= AF+BG theorem =

About algebraic curves passing through all intersection points of two other curves

In algebraic geometry the AF+BG theorem (also known as Max Noether's fundamental theorem) is a result of Max Noether that asserts that, if the equation of an algebraic curve in the complex projective plane belongs locally (at each intersection point) to the ideal generated by the equations of two other algebraic curves, then it belongs globally to this ideal.

== Statement==
Let F, G, and H be homogeneous polynomials in three variables, with H having higher degree than F and G; let a = deg H − deg F and b = deg H − deg G (both positive integers) be the differences of the degrees of the polynomials. Suppose that the greatest common divisor of F and G is a constant, which means that the projective curves that they define in the projective plane $\mathbb P^2$ have an intersection consisting in a finite number of points. For each point P of this intersection, the polynomials F and G generate an ideal (F, G)_{P} of the local ring of $\mathbb P^2$ at P (this local ring is the ring of the fractions $\tfrac n d,$ where n and d are polynomials in three variables and d(P) ≠ 0).
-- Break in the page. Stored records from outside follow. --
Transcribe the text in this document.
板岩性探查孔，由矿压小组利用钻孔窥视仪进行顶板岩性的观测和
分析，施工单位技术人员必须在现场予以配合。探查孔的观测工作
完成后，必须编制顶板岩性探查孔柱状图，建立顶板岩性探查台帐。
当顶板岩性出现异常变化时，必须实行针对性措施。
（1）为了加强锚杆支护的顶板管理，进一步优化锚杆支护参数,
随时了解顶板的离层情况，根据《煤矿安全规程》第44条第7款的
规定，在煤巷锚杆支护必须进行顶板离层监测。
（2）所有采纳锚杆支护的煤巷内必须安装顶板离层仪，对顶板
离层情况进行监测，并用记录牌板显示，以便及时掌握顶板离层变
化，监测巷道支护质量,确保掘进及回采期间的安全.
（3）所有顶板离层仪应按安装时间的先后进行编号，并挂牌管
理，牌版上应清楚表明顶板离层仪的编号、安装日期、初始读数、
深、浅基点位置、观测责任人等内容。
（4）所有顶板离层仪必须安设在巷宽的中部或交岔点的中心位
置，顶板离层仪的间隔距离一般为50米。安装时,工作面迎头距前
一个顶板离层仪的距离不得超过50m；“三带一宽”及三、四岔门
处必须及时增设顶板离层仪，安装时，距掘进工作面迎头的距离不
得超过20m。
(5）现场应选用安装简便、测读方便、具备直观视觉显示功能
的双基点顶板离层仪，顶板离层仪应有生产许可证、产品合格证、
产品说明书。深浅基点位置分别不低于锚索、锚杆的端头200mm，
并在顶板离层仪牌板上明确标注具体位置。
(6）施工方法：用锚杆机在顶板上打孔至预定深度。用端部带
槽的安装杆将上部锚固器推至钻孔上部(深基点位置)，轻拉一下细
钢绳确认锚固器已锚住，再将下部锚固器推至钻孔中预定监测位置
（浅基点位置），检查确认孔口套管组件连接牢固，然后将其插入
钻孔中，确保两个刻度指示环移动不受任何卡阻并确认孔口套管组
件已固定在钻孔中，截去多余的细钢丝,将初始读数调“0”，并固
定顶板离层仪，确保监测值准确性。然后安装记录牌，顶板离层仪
The theorem asserts that, if H lies in (F, G)_{P} for every intersection point P, then H lies in the ideal (F, G); that is, there are homogeneous polynomials A and B of degrees a and b, respectively, such that H = AF + BG. Furthermore, any two choices of A differ by a multiple of G, and similarly any two choices of B differ by a multiple of F.

==Related results==
This theorem may be viewed as a generalization of Bézout's identity, which provides a condition under which an integer or a univariate polynomial h may be expressed as an element of the ideal generated by two other integers or univariate polynomials f and g: such a representation exists exactly when h is a multiple of the greatest common divisor of f and g. The AF+BG condition expresses, in terms of divisors (sets of points, with multiplicities), a similar condition under which a homogeneous polynomial H in three variables can be written as an element of the ideal generated by two other polynomials F and G.

This theorem is also a refinement, for this particular case, of Hilbert's Nullstellensatz, which provides a condition expressing that some power of a polynomial h (in any number of variables) belongs to the ideal generated by a finite set of polynomials.